Nada menos que 80% da população mundial vivem em países importadores líquidos de alimentos, conforme artigo publicado na Science em 2024. Um quarto da produção alimentar do mundo é comercializada no mercado mundial e apenas dez países fornecem o grosso da oferta. Deste total exportado, 25% têm origem nos Estados Unidos e a esmagadora maioria provém de apenas quatro Estados, onde episódios de secas têm se tornado frequentes: Califórnia, Oregon, Washington e Texas.

Os dados da McKinsey são corroborados pelo relatório da Mitsubichi Financial Group Inc, o sétimo maior grupo financeiro do mundo, onde se mostra que a cana-de-açúcar, o milho e o trigo correspondem a 40% das colheitas globais anuais e que metade desta produção está concentrada em apenas três países: Brasil, Índia e China. E conclui: “Esta concentração da produção representa também uma concentração de risco climático, à medida que os impactos do clima extremo nestes três países reverberam a jusante na cadeia, atingindo processadores, exportadores e importadores de bens acabados”.

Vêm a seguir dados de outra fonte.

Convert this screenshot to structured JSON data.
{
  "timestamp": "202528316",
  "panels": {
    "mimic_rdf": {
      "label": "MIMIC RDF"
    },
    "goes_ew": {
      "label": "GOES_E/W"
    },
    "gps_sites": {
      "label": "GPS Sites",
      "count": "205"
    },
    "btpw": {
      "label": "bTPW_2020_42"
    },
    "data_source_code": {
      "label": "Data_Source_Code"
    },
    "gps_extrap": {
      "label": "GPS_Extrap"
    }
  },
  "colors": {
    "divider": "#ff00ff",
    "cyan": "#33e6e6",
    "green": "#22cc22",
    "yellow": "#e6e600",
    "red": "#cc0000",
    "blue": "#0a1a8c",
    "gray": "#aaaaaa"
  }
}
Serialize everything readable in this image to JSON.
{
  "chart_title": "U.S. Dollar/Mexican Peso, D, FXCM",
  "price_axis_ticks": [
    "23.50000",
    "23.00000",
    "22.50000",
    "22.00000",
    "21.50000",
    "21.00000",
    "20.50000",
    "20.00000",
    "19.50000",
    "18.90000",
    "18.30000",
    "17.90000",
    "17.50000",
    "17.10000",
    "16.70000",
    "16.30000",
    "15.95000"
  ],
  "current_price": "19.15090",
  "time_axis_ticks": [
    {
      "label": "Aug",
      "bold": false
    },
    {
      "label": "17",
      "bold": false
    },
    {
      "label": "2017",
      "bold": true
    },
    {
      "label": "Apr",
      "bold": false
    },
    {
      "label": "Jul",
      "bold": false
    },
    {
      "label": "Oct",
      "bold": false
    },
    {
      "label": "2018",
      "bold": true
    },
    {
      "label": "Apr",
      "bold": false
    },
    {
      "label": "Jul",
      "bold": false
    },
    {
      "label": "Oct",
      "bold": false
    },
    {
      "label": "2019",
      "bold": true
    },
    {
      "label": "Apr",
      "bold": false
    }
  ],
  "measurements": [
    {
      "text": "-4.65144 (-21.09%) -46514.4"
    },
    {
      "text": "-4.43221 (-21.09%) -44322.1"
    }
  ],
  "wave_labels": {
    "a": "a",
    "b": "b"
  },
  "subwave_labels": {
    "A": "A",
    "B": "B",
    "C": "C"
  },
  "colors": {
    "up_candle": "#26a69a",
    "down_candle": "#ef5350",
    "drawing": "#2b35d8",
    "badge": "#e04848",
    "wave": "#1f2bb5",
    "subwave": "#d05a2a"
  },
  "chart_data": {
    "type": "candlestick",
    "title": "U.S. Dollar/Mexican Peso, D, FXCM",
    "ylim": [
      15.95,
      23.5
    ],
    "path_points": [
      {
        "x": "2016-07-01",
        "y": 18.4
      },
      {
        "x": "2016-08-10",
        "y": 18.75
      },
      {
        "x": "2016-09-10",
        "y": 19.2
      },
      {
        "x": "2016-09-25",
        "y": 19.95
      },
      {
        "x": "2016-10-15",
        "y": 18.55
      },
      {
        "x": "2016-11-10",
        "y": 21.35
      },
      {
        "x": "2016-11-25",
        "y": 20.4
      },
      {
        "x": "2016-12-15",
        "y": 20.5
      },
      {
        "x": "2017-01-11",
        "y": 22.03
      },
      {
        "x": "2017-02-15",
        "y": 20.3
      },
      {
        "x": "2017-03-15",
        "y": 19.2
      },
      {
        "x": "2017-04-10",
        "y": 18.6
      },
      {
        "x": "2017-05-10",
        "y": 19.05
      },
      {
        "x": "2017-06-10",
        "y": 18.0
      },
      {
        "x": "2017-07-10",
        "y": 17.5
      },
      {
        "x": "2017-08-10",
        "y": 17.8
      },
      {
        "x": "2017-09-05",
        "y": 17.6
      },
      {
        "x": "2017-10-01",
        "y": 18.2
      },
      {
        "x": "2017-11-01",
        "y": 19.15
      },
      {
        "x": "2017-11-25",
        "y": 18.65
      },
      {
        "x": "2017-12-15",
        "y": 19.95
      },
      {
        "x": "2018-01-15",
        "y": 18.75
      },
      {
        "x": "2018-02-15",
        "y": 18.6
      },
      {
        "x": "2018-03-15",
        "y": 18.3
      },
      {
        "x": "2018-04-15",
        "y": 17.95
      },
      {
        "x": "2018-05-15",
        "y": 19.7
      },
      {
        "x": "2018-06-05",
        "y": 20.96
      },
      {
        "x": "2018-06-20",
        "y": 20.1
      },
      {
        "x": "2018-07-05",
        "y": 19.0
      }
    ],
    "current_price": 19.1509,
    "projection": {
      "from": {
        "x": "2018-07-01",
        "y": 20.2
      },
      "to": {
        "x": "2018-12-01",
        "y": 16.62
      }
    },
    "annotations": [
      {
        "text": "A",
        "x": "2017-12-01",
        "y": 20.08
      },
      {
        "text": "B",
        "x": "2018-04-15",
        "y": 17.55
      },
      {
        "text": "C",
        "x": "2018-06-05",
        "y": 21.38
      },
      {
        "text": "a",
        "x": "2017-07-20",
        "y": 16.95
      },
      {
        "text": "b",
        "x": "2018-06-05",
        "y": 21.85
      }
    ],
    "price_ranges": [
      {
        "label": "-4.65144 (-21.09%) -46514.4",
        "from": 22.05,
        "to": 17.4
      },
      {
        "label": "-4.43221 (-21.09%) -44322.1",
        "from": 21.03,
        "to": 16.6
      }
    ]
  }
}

Estes riscos são exacerbados pelo fato de muitos dos insumos dos quais depende a produção agropecuária estarem igualmente concentrados em poucos países, acentuando a dependência da própria base tecnológica dos produtores de mercados internacionais. É o caso dos fertilizantes sintéticos dos quais a agropecuária depende: o Brasil, por exemplo, importa 85% dos fertilizantes nitrogenados que consome.

O uso da água no sistema agroalimentar também traz a marca da monotonia. Para analisar esse uso, Qinyu Deng, da Beijing Normal University e seus colaboradores estudaram os três países mais populosos do mundo, China, Índia e Estados Unidos que juntos reúnem 41% da população mundial, usam 49% da água azul (as superficiais e as subterrâneas) e oferecem 39% da produção alimentar global. A irrigação para as colheitas correspondia, em 2015 a 80% da demanda por água azul na China, 95% na Índia e 81% nos Estados Unidos. O que mais chama a atenção em sua pesquisa, publicada na Nature Communications, é o vínculo entre o uso de água e a monotonia da oferta agrícola.